The artworks stem out of personal anxiety about the seemingly ‘impartial’ knowledge systems, especially the Eurocentric view of the world where simplifications of complex phenomena were a thriving ground for creating categories and hierarchies. This truly uncanny ability of our species to give rise to narratives justifying hierarchies and assignation of value is explored in this project.
As Western epistemologies and knowledge about the world have traditionally been reproduced and distributed in a form of books and dictionaries, I decided to use encyclopedias as a vehicle for visual commentary and have reworked some pages of 1771 edition of Encyclopedia Britannica to reflect the last 250 years of Eurocentric leanings towards categorization.

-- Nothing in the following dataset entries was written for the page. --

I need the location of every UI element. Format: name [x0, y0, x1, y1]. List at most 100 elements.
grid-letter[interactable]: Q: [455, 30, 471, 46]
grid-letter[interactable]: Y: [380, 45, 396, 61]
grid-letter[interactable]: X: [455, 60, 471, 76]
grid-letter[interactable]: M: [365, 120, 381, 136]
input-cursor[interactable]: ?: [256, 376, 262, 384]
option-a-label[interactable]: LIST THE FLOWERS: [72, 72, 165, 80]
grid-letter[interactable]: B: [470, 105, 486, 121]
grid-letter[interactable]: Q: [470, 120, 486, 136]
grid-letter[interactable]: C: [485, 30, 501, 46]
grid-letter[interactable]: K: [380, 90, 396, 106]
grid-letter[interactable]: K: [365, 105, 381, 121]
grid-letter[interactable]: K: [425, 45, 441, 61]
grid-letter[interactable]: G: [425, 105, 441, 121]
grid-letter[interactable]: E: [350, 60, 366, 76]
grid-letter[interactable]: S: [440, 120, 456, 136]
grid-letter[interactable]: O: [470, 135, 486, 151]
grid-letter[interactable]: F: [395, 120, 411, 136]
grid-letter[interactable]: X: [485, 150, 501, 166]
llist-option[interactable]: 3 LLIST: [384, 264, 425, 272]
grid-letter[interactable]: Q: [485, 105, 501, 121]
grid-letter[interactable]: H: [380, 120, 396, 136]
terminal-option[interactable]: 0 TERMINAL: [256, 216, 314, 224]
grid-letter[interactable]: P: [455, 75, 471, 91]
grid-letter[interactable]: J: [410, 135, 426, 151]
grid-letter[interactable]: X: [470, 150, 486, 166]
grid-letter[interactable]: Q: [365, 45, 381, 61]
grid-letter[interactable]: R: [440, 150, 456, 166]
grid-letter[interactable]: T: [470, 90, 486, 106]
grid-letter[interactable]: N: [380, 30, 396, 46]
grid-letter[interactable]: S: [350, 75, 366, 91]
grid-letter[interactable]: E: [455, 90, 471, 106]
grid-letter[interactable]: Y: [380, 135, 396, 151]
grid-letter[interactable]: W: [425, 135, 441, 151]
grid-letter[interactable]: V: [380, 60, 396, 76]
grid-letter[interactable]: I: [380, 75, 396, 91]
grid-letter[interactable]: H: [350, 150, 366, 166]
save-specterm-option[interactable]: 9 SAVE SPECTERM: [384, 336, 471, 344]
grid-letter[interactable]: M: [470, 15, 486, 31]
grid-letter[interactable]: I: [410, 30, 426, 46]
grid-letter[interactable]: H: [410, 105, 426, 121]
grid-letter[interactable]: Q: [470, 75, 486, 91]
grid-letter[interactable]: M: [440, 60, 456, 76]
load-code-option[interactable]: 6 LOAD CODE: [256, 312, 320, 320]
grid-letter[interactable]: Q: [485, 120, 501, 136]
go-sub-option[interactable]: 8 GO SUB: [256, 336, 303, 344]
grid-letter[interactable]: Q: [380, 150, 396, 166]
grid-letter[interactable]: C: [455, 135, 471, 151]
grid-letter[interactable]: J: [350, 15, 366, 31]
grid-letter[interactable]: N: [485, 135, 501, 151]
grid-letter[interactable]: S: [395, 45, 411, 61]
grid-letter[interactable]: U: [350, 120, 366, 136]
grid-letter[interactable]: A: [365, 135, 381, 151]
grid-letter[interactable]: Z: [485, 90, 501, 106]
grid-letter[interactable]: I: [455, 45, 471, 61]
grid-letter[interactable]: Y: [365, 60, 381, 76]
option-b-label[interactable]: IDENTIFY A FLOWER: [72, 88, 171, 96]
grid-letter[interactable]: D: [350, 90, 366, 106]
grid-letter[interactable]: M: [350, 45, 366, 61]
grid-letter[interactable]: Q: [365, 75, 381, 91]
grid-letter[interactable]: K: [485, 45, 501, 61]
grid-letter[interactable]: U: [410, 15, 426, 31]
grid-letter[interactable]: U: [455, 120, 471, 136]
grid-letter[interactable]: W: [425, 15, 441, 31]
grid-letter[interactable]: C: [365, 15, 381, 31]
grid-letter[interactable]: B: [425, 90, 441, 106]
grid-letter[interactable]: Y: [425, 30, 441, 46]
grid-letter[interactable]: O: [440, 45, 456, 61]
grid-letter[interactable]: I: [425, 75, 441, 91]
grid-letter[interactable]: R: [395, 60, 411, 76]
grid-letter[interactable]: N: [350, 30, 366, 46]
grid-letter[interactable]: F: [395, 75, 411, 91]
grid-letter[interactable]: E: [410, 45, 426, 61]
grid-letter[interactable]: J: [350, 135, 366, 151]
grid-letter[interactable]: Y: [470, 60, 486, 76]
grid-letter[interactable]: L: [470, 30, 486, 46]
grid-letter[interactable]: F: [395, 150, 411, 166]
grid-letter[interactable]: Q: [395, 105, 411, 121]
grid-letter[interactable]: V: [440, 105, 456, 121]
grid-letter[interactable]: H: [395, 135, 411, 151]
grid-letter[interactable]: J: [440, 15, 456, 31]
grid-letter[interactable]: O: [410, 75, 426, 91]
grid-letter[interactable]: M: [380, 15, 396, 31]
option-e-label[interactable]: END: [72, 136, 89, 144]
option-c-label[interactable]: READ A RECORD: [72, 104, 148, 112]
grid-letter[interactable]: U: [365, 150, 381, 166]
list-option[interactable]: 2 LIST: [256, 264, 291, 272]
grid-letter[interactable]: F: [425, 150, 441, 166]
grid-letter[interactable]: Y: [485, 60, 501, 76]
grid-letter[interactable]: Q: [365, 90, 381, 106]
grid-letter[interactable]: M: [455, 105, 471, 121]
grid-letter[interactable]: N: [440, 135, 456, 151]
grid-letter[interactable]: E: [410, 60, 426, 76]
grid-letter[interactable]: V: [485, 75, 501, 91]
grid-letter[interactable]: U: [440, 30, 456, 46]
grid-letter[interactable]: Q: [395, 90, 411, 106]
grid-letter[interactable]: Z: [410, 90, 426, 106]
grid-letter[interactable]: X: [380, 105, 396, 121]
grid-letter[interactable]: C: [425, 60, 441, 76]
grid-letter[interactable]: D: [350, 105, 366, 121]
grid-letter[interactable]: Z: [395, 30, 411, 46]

The conceptual strategy used in this project was to employ a variety of visual interventions while ensuring that the references to encyclopedic imagery stay recognizable and the aesthetics of history of knowledge remain “preserved”. Intermixing, rescaling and re-contextualizing encyclopedic images and intersecting them with drawings of dissection instruments for cutting and dismemberment, were some of the visual methodologies applied. Images of tools of “enquiry” like scalpels, surgical scissors and blades are used as metaphors pointing to domination and subjugation of the world (Introduction). Text interventions were also used. Insertions of ironic text into the artworks aim at additional impact towards dismantling the superiority of Western epistemologies. A mocking inscription emulating 18th century language incorporated into the text of Title Page, reads as follows:
A Downhearted Journey across Divisions and Categories.
A Part of the Anthropocene Book of Trees and Fossils as told by the Dead; Supplemented by the Author, drawing from the Illustrious Dictionary of Arts and Sciences compiled by a Society of Gentlemen in Scotland in 1771 for the Teaching of the New Order and the Elevation of Man. For instruction and reflection on the systems of hierarchies for profit and inequality. For the wise that they have it for a record, for the laypersons to gain some understanding, and for melancholy souls to obtain some slight enjoyment.
A Case Against Anthropocentrism as aided by Empathy and Imagination, the which being the Greatest Natural Gifts of any Person.
The artwork, Fig 1, Balena or Great Partitioning is divided and framed into a triptych suggesting butchery of whales into “digestible” partitions while at the same time it subverts the practice of framing and fragmenting knowledge. The use of butler trays (Chapter 2) to display folded sheets of intermixed encyclopedic images, speaks directly to the idea of knowledge as something to be served and sarcastically exposes the colonial mindset of masters and servants. The installation takes form of a dismantled book with pages spread across the gallery wall; some artworks are framed to emphasize the practice of framing in the Western epistemology. All titles of the artworks stress and correspond to contents of a book: Preface, Chapter 1 or Title Page. The installation consists of eight works including two triptychs and one five-piece work.
By exposing the hierarchical mechanisms of Eurocentric epistemologies, the exhibition addresses the strategies of subjugation; by visually revealing, subverting, and questioning them it contributes to the current decolonial debates.